ある日、あいつになんで外に出ないかをきいてみた。「生まれつき、身体が悪いのよ、これでいい?」
その答えに、俺はなにもいえなかった。「わかったらもうこれ以上誘わないで、はっきり言ってめいわくよ」
頭の中は真っ白になっていた。「じゃあ、俺を誘ってくれ」
自分でもなぜこんなことを言ったのかわからない。でも、本心なのはたしかだった。
あいつ、いや、志乃に対して恋心を少なからず持っていた。ただどうしていいのかわからずに志乃の気を引きたかっただけなのだ。「いいわよ、ただ読書の邪魔はしないでね」
「やった、でも俺と一緒だとなんか言われないか?」
「じゃあ、明日昼休みに図書室に行きましょ、そこなら人もすくないしね」
そういって帰っていった。しばらく余韻に浸っていた、なんか初めての顔を見れた気がしてうれしかったのだ。なんか、恋してるな俺。小4にしてそんなことを悟っていた。
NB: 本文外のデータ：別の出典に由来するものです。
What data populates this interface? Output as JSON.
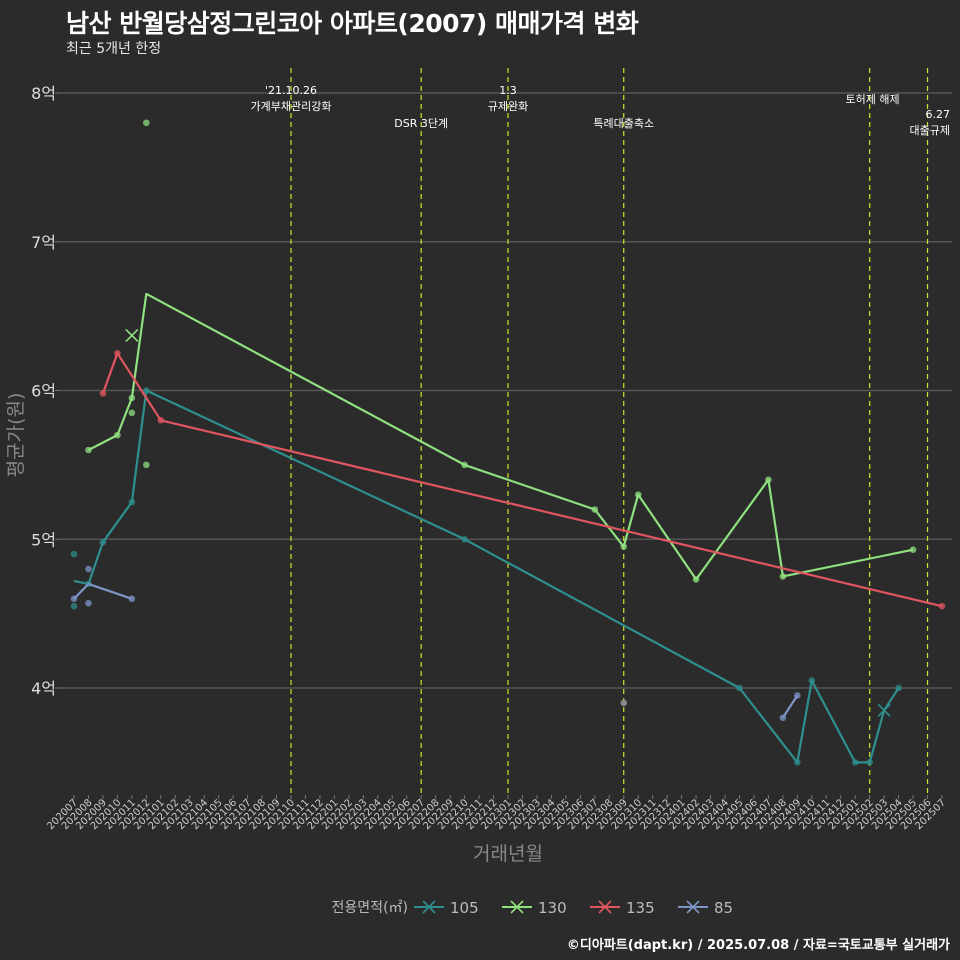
{
  "title": "남산 반월당삼정그린코아 아파트(2007) 매매가격 변화",
  "subtitle": "최근 5개년 한정",
  "caption": "©디아파트(dapt.kr) / 2025.07.08 / 자료=국토교통부 실거래가",
  "chart_data": {
    "type": "line",
    "xlabel": "거래년월",
    "ylabel": "평균가(원)",
    "x_categories": [
      "202007",
      "202008",
      "202009",
      "202010",
      "202011",
      "202012",
      "202101",
      "202102",
      "202103",
      "202104",
      "202105",
      "202106",
      "202107",
      "202108",
      "202109",
      "202110",
      "202111",
      "202112",
      "202201",
      "202202",
      "202203",
      "202204",
      "202205",
      "202206",
      "202207",
      "202208",
      "202209",
      "202210",
      "202211",
      "202212",
      "202301",
      "202302",
      "202303",
      "202304",
      "202305",
      "202306",
      "202307",
      "202308",
      "202309",
      "202310",
      "202311",
      "202312",
      "202401",
      "202402",
      "202403",
      "202404",
      "202405",
      "202406",
      "202407",
      "202408",
      "202409",
      "202410",
      "202411",
      "202412",
      "202501",
      "202502",
      "202503",
      "202504",
      "202505",
      "202506",
      "202507"
    ],
    "y_ticks": [
      {
        "value": 4,
        "label": "4억"
      },
      {
        "value": 5,
        "label": "5억"
      },
      {
        "value": 6,
        "label": "6억"
      },
      {
        "value": 7,
        "label": "7억"
      },
      {
        "value": 8,
        "label": "8억"
      }
    ],
    "ylim": [
      3.3,
      8.15
    ],
    "y_unit": "억",
    "legend_title": "전용면적(㎡)",
    "legend_position": "bottom",
    "series": [
      {
        "name": "105",
        "color": "#2f8f8f",
        "line": [
          [
            "202007",
            4.72
          ],
          [
            "202008",
            4.7
          ],
          [
            "202009",
            4.98
          ],
          [
            "202011",
            5.25
          ],
          [
            "202012",
            6.0
          ],
          [
            "202210",
            5.0
          ],
          [
            "202405",
            4.0
          ],
          [
            "202409",
            3.5
          ],
          [
            "202410",
            4.05
          ],
          [
            "202501",
            3.5
          ],
          [
            "202502",
            3.5
          ],
          [
            "202503",
            3.85
          ],
          [
            "202504",
            4.0
          ]
        ],
        "points": [
          [
            "202007",
            4.9
          ],
          [
            "202007",
            4.55
          ],
          [
            "202008",
            4.7
          ],
          [
            "202009",
            4.98
          ],
          [
            "202011",
            5.25
          ],
          [
            "202012",
            6.0
          ],
          [
            "202210",
            5.0
          ],
          [
            "202405",
            4.0
          ],
          [
            "202409",
            3.5
          ],
          [
            "202410",
            4.05
          ],
          [
            "202501",
            3.5
          ],
          [
            "202502",
            3.5
          ],
          [
            "202504",
            4.0
          ]
        ],
        "x_marks": [
          [
            "202503",
            3.85
          ]
        ]
      },
      {
        "name": "130",
        "color": "#8fe07f",
        "line": [
          [
            "202008",
            5.6
          ],
          [
            "202010",
            5.7
          ],
          [
            "202011",
            5.95
          ],
          [
            "202012",
            6.65
          ],
          [
            "202210",
            5.5
          ],
          [
            "202307",
            5.2
          ],
          [
            "202309",
            4.95
          ],
          [
            "202310",
            5.3
          ],
          [
            "202402",
            4.73
          ],
          [
            "202407",
            5.4
          ],
          [
            "202408",
            4.75
          ],
          [
            "202505",
            4.93
          ]
        ],
        "points": [
          [
            "202008",
            5.6
          ],
          [
            "202010",
            5.7
          ],
          [
            "202011",
            5.95
          ],
          [
            "202011",
            5.85
          ],
          [
            "202012",
            5.5
          ],
          [
            "202012",
            7.8
          ],
          [
            "202210",
            5.5
          ],
          [
            "202307",
            5.2
          ],
          [
            "202309",
            4.95
          ],
          [
            "202310",
            5.3
          ],
          [
            "202402",
            4.73
          ],
          [
            "202407",
            5.4
          ],
          [
            "202408",
            4.75
          ],
          [
            "202505",
            4.93
          ]
        ],
        "x_marks": [
          [
            "202011",
            6.37
          ]
        ]
      },
      {
        "name": "135",
        "color": "#e0555f",
        "line": [
          [
            "202009",
            5.98
          ],
          [
            "202010",
            6.25
          ],
          [
            "202101",
            5.8
          ],
          [
            "202507",
            4.55
          ]
        ],
        "points": [
          [
            "202009",
            5.98
          ],
          [
            "202010",
            6.25
          ],
          [
            "202101",
            5.8
          ],
          [
            "202507",
            4.55
          ]
        ],
        "x_marks": []
      },
      {
        "name": "85",
        "color": "#7f95c8",
        "line": [
          [
            "202007",
            4.6
          ],
          [
            "202008",
            4.7
          ],
          [
            "202011",
            4.6
          ]
        ],
        "points": [
          [
            "202007",
            4.6
          ],
          [
            "202008",
            4.57
          ],
          [
            "202008",
            4.8
          ],
          [
            "202011",
            4.6
          ],
          [
            "202408",
            3.8
          ],
          [
            "202409",
            3.95
          ]
        ],
        "x_marks": [],
        "segments": [
          [
            [
              "202408",
              3.8
            ],
            [
              "202409",
              3.95
            ]
          ]
        ]
      }
    ],
    "extra_points": [
      {
        "x": "202309",
        "y": 3.9,
        "color": "#888888"
      }
    ],
    "vlines": [
      {
        "x": "202110",
        "labels": [
          "'21.10.26",
          "가계부채관리강화"
        ],
        "label_row": "top"
      },
      {
        "x": "202207",
        "labels": [
          "DSR 3단계"
        ],
        "label_row": "low"
      },
      {
        "x": "202301",
        "labels": [
          "1.3",
          "규제완화"
        ],
        "label_row": "top"
      },
      {
        "x": "202309",
        "labels": [
          "특례대출축소"
        ],
        "label_row": "low"
      },
      {
        "x": "202502",
        "labels": [
          "토허제 해제"
        ],
        "label_row": "mid"
      },
      {
        "x": "202506",
        "labels": [
          "6.27",
          "대출규제"
        ],
        "label_row": "right"
      }
    ],
    "grid": true
  }
}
次の日、志乃は来なかった。病院で入院しているらしい。先生がクラスの一人を代表でお見舞いに行ってほしいといった。迷わずに手をあげた。その結果俺が、お見舞いをしに行くことになった。
帰り、図書室により何冊か本を借りていった。
志乃は少し元気がなさそうだった。「お見舞いありがと」、相変わらず本は読んでいるようだけど。
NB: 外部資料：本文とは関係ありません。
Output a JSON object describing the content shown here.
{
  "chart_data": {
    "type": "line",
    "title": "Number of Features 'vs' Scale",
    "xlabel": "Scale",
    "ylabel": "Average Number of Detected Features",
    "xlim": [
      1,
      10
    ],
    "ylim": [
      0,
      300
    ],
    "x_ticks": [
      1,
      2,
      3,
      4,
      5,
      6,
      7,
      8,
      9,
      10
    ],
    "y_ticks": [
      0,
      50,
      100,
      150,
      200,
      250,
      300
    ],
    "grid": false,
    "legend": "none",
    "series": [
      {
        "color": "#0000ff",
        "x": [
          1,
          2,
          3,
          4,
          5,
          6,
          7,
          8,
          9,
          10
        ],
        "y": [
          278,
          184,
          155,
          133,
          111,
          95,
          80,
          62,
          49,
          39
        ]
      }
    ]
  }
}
「そうだ、図書室で本を借りてきたんだ。暇なときに読んで?」
「・・・なにこれ、漫画ばっかりじゃない」
「あ、ごめん」
「・・いいわ、たまにはこんなの読むのもいいかも」
「そっか、またくるからその時までには読みおわっといてよ?」
「はいはい、またね」
病室をでて、志乃の笑顔を思い出して、笑ってしまった。
「やっぱ言わなきゃ、だめだ!」
もう一度病室に入る、「志乃!」
そう呼びかけたけど、返事はなかった。